An effective roadmap to IND considers both efficacy and safety through the lens of the client’s business strategy and risk tolerance. It addresses timeline and budget, including an in-depth expectation of what the client’s future capital needs will be over time. Typically, a deliverable will include a Gantt chart to provide side-by side tracking of various nonclinical, clinical, regulatory and CMC activities to ensure that these are synched up appropriately in a way that will translate into an achievable timeline. Tying costs into this chart is also necessary for identifying where in the process the client might need a cash infusion.
Capturing regulatory interactions is critical: when should a pre-IND meeting be planned in the schedule? Would the product be appropriate for and benefit from an INTERACT meeting or from another early engagement forum such as CBER Advanced Technologies Team (CATT)? The roadmap will include where those interactions make sense in terms of the overall project architecture and what data sets should be viewed as ‘must haves’ versus ‘nice to haves’ to enable a successful regulatory engagement.

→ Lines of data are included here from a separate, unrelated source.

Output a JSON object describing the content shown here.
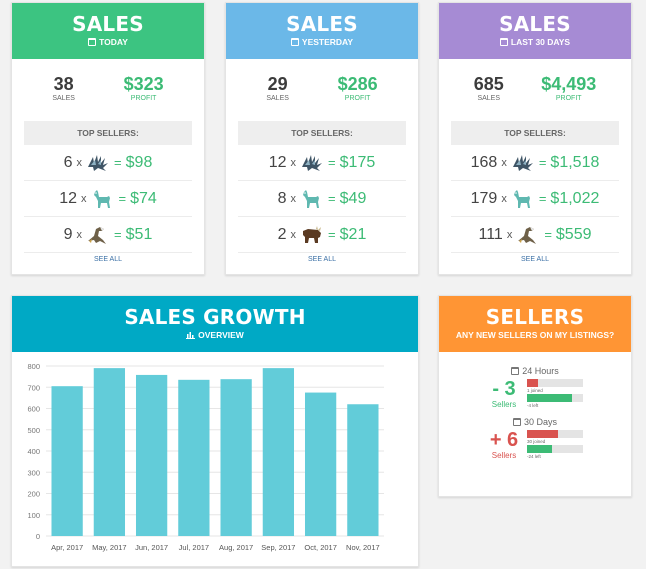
{
  "sales_cards": [
    {
      "title": "SALES",
      "period": "TODAY",
      "color": "#3cc481",
      "sales_num": "38",
      "sales_label": "SALES",
      "profit_num": "$323",
      "profit_label": "PROFIT",
      "top_label": "TOP SELLERS:",
      "rows": [
        {
          "qty": "6",
          "x": "x",
          "icon": "dragon-claw-icon",
          "eq": "=",
          "amount": "$98"
        },
        {
          "qty": "12",
          "x": "x",
          "icon": "llama-icon",
          "eq": "=",
          "amount": "$74"
        },
        {
          "qty": "9",
          "x": "x",
          "icon": "eagle-icon",
          "eq": "=",
          "amount": "$51"
        }
      ],
      "see_all": "SEE ALL"
    },
    {
      "title": "SALES",
      "period": "YESTERDAY",
      "color": "#6bb8e8",
      "sales_num": "29",
      "sales_label": "SALES",
      "profit_num": "$286",
      "profit_label": "PROFIT",
      "top_label": "TOP SELLERS:",
      "rows": [
        {
          "qty": "12",
          "x": "x",
          "icon": "dragon-claw-icon",
          "eq": "=",
          "amount": "$175"
        },
        {
          "qty": "8",
          "x": "x",
          "icon": "llama-icon",
          "eq": "=",
          "amount": "$49"
        },
        {
          "qty": "2",
          "x": "x",
          "icon": "bull-icon",
          "eq": "=",
          "amount": "$21"
        }
      ],
      "see_all": "SEE ALL"
    },
    {
      "title": "SALES",
      "period": "LAST 30 DAYS",
      "color": "#a68bd4",
      "sales_num": "685",
      "sales_label": "SALES",
      "profit_num": "$4,493",
      "profit_label": "PROFIT",
      "top_label": "TOP SELLERS:",
      "rows": [
        {
          "qty": "168",
          "x": "x",
          "icon": "dragon-claw-icon",
          "eq": "=",
          "amount": "$1,518"
        },
        {
          "qty": "179",
          "x": "x",
          "icon": "llama-icon",
          "eq": "=",
          "amount": "$1,022"
        },
        {
          "qty": "111",
          "x": "x",
          "icon": "eagle-icon",
          "eq": "=",
          "amount": "$559"
        }
      ],
      "see_all": "SEE ALL"
    }
  ],
  "growth": {
    "title": "SALES GROWTH",
    "subtitle": "OVERVIEW",
    "color": "#00a9c5"
  },
  "chart_data": {
    "type": "bar",
    "categories": [
      "Apr, 2017",
      "May, 2017",
      "Jun, 2017",
      "Jul, 2017",
      "Aug, 2017",
      "Sep, 2017",
      "Oct, 2017",
      "Nov, 2017"
    ],
    "values": [
      705,
      790,
      758,
      735,
      738,
      790,
      675,
      620
    ],
    "ylim": [
      0,
      800
    ],
    "yticks": [
      0,
      100,
      200,
      300,
      400,
      500,
      600,
      700,
      800
    ],
    "grid": true,
    "bar_color": "#62ccd9"
  },
  "sellers": {
    "title": "SELLERS",
    "subtitle": "ANY NEW SELLERS ON MY LISTINGS?",
    "color": "#ff9534",
    "periods": [
      {
        "label": "24 Hours",
        "delta": "- 3",
        "delta_label": "Sellers",
        "delta_color": "#3cbb75",
        "joined_text": "1 joined",
        "joined_fraction": 0.2,
        "joined_color": "#d9534f",
        "left_text": "-4 left",
        "left_fraction": 0.8,
        "left_color": "#3cbb75"
      },
      {
        "label": "30 Days",
        "delta": "+ 6",
        "delta_label": "Sellers",
        "delta_color": "#d9534f",
        "joined_text": "30 joined",
        "joined_fraction": 0.55,
        "joined_color": "#d9534f",
        "left_text": "-24 left",
        "left_fraction": 0.45,
        "left_color": "#3cbb75"
      }
    ]
  }
}
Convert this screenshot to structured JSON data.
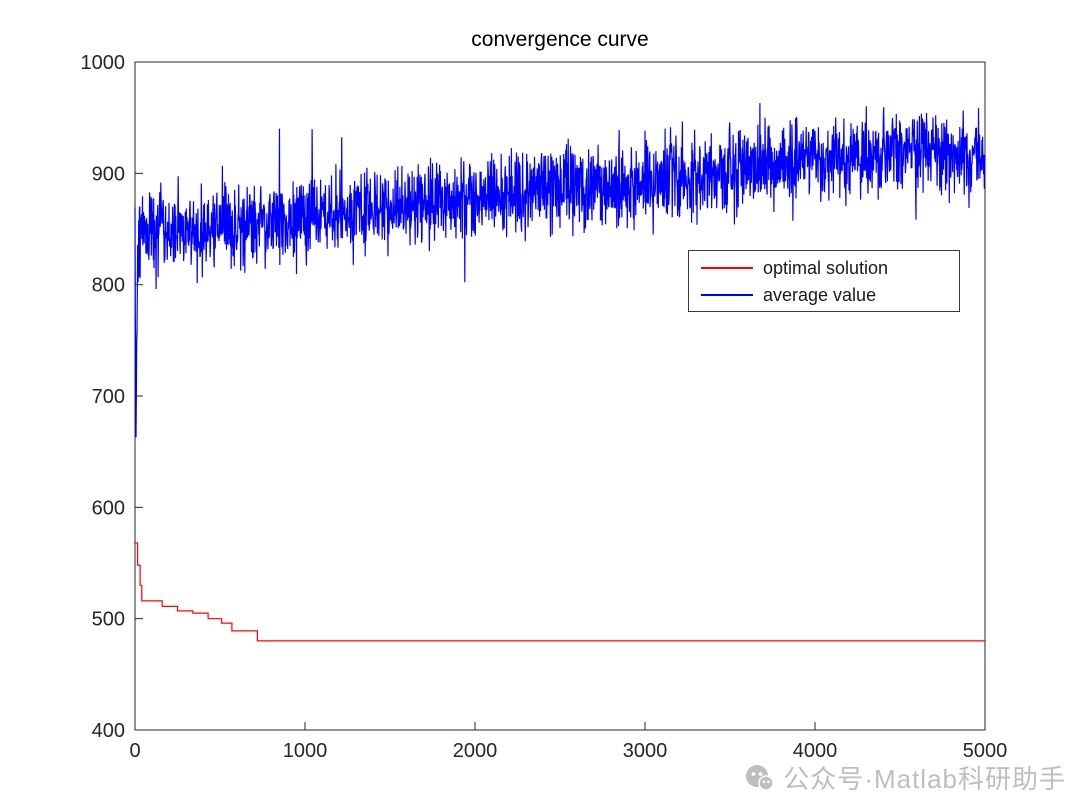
{
  "chart_data": {
    "type": "line",
    "title": "convergence curve",
    "xlabel": "",
    "ylabel": "",
    "xlim": [
      0,
      5000
    ],
    "ylim": [
      400,
      1000
    ],
    "xticks": [
      0,
      1000,
      2000,
      3000,
      4000,
      5000
    ],
    "yticks": [
      400,
      500,
      600,
      700,
      800,
      900,
      1000
    ],
    "grid": false,
    "axis_color": "#262626",
    "legend": {
      "position": "middle-right",
      "border": true
    },
    "series": [
      {
        "name": "optimal solution",
        "color": "#ff0000",
        "style": "step",
        "points": [
          [
            0,
            568
          ],
          [
            15,
            548
          ],
          [
            30,
            530
          ],
          [
            40,
            516
          ],
          [
            150,
            516
          ],
          [
            160,
            511
          ],
          [
            240,
            511
          ],
          [
            250,
            507
          ],
          [
            330,
            507
          ],
          [
            340,
            505
          ],
          [
            420,
            505
          ],
          [
            430,
            500
          ],
          [
            500,
            500
          ],
          [
            510,
            496
          ],
          [
            560,
            496
          ],
          [
            570,
            489
          ],
          [
            700,
            489
          ],
          [
            720,
            480
          ],
          [
            5000,
            480
          ]
        ]
      },
      {
        "name": "average value",
        "color": "#0000ff",
        "style": "noisy",
        "trend": [
          [
            0,
            855
          ],
          [
            6,
            672
          ],
          [
            14,
            830
          ],
          [
            40,
            850
          ],
          [
            300,
            845
          ],
          [
            600,
            852
          ],
          [
            1000,
            860
          ],
          [
            1400,
            868
          ],
          [
            1800,
            875
          ],
          [
            2200,
            882
          ],
          [
            2600,
            888
          ],
          [
            3000,
            893
          ],
          [
            3400,
            902
          ],
          [
            3800,
            910
          ],
          [
            4200,
            916
          ],
          [
            4600,
            920
          ],
          [
            5000,
            916
          ]
        ],
        "noise_amp": 18,
        "spike_chance": 0.02,
        "spike_extra": 60,
        "num_points": 2500,
        "seed": 42
      }
    ]
  },
  "watermark": {
    "text": "公众号·Matlab科研助手",
    "color": "#b3b3b3",
    "icon": "wechat-icon"
  }
}
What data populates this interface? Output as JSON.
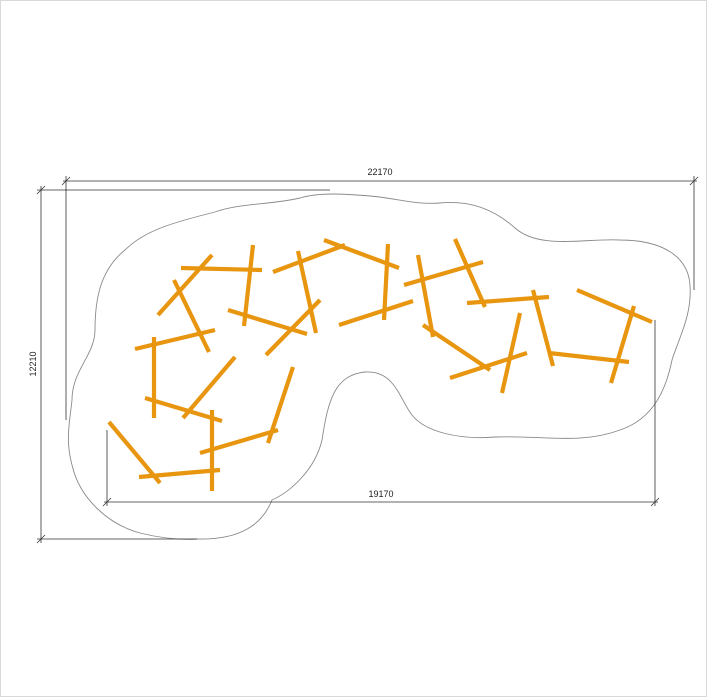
{
  "dimensions": {
    "overall_width": "22170",
    "inner_width": "19170",
    "overall_height": "12210"
  },
  "colors": {
    "log": "#e8950f",
    "outline": "#8a8a8a",
    "dimension_line": "#333333",
    "frame": "#d9d9d9"
  }
}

DHC consultants build an understanding of the intended clinical use of the product and the proposed efficacy models and then collaborate and consult with the client to understand the overall development trajectory as well as key driving factors such as what the study needs are in order to determine a starting clinical dose. Depending upon the complexity of the model and the dose administration procedure, DHC will discuss and advise on appropriate study plans to support the intended use. DHC can provide advice on guiding delivery methodology: whether an off-the-shelf option is available or if a custom device is needed (and if so, what the development path for that device may look like).
Some clients already have draft nonclinical study designs to consider and some need assistance in putting them together. DHC consultants take into account suitable study size, what the endpoints are, how many studies are needed, how to determine dose-ranging, selecting a suitable CRO, and so on.
Upon client request, DHC consultants offer a draft study plan complete with current pricing information from one or more CDMOs/CROs. Vetting and selection recommendations for choosing a manufacturing partner may be another DHC project; see (link to CMO selection) for such an example.
Sometimes the IND roadmap is supported by a hiring plan, should the company be in growth mode. DHC’s industry experience allows for a keen eye on what expertise will be needed at what point of time and how and when to allocate a full-time employee in-house vs. when to contract out support.
On occasion DHC receives an accompanying request to build a pitch deck for a round of fundraising. Investor interest can be dependent on receiving the details laid out in a roadmap, because knowing each step of the process not only increases investor confidence but helps to define use of proceeds and identify the critical value inflection points that will enable each future round of fundraising.